For folks looking to do something unconventional at Christmas-- my official budae-jjigae recipe (earlier version blogged here).

UPDATE, 12/31/11: a December 2011 jjigae-fest photoblogged here.

NB: The recipe doesn't note quantities or proportions. One of the fun aspects of budae-jjigae is that there are so many local variations, and you're just as free to make your own as anyone else is. The above photo will provide you with some help, though, in understanding one person's notion of the proportions involved.

BUDAE-JJIGAE 부대찌개의 재료 와 조리법


Hot dogs (preferably Hebrew National, but any type of hot dog is OK)
Ground beef (80/20 meat/fat ratio)


Shiitake mushrooms (표고)
Enoki mushrooms (팽이 버섯)
Button mushrooms (양송이)
Minari (미나리)
Tofu (두부)
Ddeok (찹쌀떡, 떡볶이떡, 등)
Kimchi (맛김치)
Soybean sprouts (콩나물)
Green squash (호박)


Gochujang (고추장)
Green onions (파)
White onion (양파)
Fresh ground garlic (다진 마늘)
Korean green chili peppers (고추)


Beef broth
Ramen (라면—optional; add later)


1. Chop up meat and 건데기 (the elements making up the solid part of the stew) to desired texture (spoon-friendly). Add to stew pot or large, deep pan.
2. Chop up and add flavorings and aromatics.
3. Add beef broth and water to preferred level.
4. Bring to a boil; stew is ready when all the meat and veggies are thoroughly cooked.
5. Optional: Add ramen noodles at the end of the cooking process for more texture.



Charles said...

Dude, that looks awesome. One of these days I am just going to have to try Kevin표 부대찌개.

Interesting translation of 건더기, by the way. Last week my students asked me how to translate this word, and I told them that there was no single term in English. I would probably go with "solid ingredients" myself.

(Today's word verification fun:

vidwa (n) - a fatwa issued through an online video service such as YouTube)

Kevin Kim said...

Thanks. That's a pic from back when I was teaching at Sookdae-- probably one of my best foodblogging pics, though still a bit washed-out looking.

I guess I was attempting to explain "건더기" (come to think of it, geondaegi is saturi, isn't it) rather than translate it, but a peek at the Yahoo!

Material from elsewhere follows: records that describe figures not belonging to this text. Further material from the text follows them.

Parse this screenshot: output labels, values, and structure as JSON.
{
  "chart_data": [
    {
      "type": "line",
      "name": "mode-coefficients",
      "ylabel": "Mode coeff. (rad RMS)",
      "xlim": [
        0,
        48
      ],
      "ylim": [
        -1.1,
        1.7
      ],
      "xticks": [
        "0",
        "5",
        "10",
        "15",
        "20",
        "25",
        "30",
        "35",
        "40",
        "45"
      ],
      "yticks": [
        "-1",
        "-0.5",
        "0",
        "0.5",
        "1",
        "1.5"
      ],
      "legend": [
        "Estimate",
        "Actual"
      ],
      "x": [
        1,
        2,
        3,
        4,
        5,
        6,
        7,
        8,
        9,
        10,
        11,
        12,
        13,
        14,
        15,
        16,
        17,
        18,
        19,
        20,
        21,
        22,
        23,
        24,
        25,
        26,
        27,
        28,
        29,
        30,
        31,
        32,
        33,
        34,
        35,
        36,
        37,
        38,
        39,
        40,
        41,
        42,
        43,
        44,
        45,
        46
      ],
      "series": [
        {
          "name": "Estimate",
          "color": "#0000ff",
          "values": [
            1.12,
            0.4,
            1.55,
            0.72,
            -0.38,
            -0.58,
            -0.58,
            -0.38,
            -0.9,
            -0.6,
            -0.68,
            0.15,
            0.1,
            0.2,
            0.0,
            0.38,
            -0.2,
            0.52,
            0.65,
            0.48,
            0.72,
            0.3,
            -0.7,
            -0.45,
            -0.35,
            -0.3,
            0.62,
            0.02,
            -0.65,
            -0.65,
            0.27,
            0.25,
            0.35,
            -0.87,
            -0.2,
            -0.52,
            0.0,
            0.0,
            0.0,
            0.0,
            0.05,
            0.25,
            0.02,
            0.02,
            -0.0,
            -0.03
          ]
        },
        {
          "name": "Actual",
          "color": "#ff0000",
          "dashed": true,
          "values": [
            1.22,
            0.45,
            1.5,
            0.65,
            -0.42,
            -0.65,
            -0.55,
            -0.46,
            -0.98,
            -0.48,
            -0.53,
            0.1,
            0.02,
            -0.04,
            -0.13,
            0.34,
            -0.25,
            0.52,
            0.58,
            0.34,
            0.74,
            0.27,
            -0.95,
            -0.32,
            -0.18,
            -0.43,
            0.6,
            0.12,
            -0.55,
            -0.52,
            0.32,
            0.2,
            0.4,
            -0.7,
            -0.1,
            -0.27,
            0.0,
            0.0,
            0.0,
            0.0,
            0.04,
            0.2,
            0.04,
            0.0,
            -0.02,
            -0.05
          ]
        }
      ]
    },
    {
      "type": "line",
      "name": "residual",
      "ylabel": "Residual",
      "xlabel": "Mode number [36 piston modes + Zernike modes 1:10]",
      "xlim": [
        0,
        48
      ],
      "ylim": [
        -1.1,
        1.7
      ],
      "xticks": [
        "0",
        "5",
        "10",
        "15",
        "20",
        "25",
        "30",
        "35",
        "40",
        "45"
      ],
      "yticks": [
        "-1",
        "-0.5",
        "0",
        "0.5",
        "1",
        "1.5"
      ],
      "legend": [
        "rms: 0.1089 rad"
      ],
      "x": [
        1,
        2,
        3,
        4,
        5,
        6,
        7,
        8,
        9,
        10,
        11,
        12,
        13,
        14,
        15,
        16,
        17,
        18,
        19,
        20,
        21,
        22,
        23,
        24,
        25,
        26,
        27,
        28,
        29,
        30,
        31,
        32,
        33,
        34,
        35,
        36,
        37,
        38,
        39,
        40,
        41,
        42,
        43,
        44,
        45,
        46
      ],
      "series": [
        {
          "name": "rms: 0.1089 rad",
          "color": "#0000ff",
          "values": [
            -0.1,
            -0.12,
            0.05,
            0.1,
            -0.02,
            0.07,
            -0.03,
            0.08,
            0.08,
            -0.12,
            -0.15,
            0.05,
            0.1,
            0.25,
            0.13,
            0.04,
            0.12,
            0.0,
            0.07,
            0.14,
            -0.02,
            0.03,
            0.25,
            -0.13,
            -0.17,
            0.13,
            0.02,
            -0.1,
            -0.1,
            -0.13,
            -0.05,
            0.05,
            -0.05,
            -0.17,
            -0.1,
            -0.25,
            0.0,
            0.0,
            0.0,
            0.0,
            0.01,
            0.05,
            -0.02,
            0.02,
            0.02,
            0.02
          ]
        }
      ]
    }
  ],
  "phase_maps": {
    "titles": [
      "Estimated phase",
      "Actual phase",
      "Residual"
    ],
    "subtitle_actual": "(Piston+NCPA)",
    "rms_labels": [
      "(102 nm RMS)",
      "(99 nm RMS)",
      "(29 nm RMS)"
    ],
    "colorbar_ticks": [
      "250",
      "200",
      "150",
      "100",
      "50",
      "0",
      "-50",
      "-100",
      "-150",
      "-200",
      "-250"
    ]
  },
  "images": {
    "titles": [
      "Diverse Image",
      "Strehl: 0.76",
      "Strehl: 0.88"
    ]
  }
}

Korean dictionary shows at least one definition that follows a similar line of thinking. The first time I ever heard the word, I had no clue what was being referred to. "Solid ingredients" sounds like an efficient, concise translation to me. Certainly better than "soup solids," which sounds off-putting, like floaters and sinkers in the toilet.

I always enjoy your captcha exegeses, by the way. Do continue.